Member of Parliament, Lok Sabha
- Incumbent
- Assumed office 2024
- Preceded by: Kuruva Gorantla Madhav
- Constituency: Hindupur
- In office 1999–2004
- Preceded by: S. Gangadhar
- Succeeded by: G. Nizamuddin
- Constituency: Hindupur

Member of Legislative Assembly, Andhra Pradesh
- In office 2009–2019
- Preceded by: Paritala Sunitha
- Succeeded by: Malagundla Sankaranarayana
- Constituency: Penukonda

Personal details
- Born: 3 September 1959 (age 66) Roddam, Anantapur
- Party: Telugu Desam Party
- Spouse: B. K. Kalavathi
- Children: 6
- Parents: B. K. Nanjaiah (father); B. K. Sanjeevamma (mother);
- Education: Bangalore University (B.A.)
- Occupation: Politician

= B. K. Parthasarathi =

Indian politician

B. K. Parthasarathi is an Andhra Pradesh politician. He is the leader of the Telugu Desam Party and has won twice as an MLA from the Penukonda constituency. He won from Hindupur in the 2024 Indian general election.

== Career ==

Parthasarathi entered politics by becoming Zilla Parishad chairman of the Anantapur district in 1996. In 1999, TDP offered him the MP seat of Hindupur and he won with a majority of 134,636, defeating S. Gangadhar of the Congress Party.
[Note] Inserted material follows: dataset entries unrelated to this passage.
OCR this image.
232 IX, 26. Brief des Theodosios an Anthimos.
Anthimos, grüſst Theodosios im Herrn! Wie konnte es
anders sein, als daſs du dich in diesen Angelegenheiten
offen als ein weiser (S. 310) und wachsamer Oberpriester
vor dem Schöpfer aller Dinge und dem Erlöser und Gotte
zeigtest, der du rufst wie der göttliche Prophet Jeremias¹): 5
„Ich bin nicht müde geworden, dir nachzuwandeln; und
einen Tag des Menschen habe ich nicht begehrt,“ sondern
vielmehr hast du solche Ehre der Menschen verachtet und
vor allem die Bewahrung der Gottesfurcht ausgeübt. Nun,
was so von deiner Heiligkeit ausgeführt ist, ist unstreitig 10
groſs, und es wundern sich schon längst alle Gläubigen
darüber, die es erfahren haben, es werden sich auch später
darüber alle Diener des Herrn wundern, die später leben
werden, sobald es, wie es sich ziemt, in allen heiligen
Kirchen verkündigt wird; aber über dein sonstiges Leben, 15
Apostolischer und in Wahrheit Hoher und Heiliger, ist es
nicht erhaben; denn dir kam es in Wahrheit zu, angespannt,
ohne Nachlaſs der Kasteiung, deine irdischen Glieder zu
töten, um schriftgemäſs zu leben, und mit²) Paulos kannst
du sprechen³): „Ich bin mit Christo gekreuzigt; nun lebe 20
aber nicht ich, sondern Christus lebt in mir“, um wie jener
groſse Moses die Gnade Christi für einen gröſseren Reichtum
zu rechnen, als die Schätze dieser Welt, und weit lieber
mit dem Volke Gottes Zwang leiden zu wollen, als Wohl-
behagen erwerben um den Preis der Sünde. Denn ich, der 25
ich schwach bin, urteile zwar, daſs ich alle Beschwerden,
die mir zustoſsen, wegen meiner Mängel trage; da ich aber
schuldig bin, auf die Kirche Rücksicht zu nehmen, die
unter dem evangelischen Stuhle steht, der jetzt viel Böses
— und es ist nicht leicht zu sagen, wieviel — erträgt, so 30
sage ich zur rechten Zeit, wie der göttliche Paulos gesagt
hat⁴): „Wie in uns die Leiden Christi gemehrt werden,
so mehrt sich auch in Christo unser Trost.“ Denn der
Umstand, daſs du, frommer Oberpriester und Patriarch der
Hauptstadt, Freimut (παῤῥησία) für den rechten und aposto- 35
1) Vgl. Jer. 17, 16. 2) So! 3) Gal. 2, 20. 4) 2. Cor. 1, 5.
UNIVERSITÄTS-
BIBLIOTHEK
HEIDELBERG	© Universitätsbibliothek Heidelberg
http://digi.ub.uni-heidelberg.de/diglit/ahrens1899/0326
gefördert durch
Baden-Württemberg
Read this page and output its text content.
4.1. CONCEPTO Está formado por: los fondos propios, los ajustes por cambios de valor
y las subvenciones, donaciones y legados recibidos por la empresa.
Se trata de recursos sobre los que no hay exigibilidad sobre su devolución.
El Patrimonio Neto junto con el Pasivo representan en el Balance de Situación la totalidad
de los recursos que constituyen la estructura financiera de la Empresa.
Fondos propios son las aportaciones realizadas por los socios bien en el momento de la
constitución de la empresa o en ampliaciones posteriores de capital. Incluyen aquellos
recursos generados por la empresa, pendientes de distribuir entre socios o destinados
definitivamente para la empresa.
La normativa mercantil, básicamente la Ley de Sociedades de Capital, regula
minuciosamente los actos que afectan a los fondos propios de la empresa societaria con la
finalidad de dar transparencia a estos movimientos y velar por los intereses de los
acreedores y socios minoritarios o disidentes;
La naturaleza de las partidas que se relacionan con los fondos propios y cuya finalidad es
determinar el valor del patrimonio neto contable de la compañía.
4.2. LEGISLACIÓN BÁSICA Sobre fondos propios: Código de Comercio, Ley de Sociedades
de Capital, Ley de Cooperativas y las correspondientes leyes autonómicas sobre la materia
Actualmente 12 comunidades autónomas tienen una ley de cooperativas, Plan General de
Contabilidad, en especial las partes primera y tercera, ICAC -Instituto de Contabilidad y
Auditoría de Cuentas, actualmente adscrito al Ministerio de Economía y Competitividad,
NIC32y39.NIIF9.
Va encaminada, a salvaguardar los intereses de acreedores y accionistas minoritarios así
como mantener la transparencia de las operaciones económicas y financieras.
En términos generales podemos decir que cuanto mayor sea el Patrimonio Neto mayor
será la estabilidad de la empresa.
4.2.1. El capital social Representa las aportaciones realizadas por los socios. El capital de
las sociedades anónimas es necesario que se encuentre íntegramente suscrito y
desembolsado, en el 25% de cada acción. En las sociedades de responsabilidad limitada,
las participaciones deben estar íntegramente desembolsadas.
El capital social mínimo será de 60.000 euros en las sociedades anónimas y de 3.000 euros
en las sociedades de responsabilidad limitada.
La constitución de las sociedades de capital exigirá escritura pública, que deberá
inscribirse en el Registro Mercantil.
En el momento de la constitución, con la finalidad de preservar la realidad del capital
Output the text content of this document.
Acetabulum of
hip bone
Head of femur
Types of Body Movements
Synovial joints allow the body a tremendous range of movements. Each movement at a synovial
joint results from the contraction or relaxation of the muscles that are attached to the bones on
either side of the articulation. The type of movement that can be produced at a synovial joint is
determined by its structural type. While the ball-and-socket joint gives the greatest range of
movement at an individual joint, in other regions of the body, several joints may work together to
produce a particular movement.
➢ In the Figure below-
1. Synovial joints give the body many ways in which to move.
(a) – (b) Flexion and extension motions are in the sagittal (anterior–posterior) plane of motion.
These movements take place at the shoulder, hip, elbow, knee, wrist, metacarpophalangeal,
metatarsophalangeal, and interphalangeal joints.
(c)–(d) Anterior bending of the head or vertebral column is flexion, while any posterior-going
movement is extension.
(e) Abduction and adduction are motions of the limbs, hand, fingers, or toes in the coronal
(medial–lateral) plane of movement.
In the 2004 Loksabha elections, he was defeated by G. Nizamuddin with a narrow margin of 1,840 votes.

In the 2009 election, he contested as an MLA candidate from Penukonda and won in a triangular fight by 14,385 votes, defeating K T Sreedhar of Congress Party.

In the 2014 elections, he again won by defeating Malagundla Sankaranarayana, of YSR Congress Party. In 2019, Malagundla Sankaranarayana defeated him by a wide margin.

He became a Tirumala Tirupati Devasthanams board member in April 2018. He became district Telugu Desam Party president in 2009.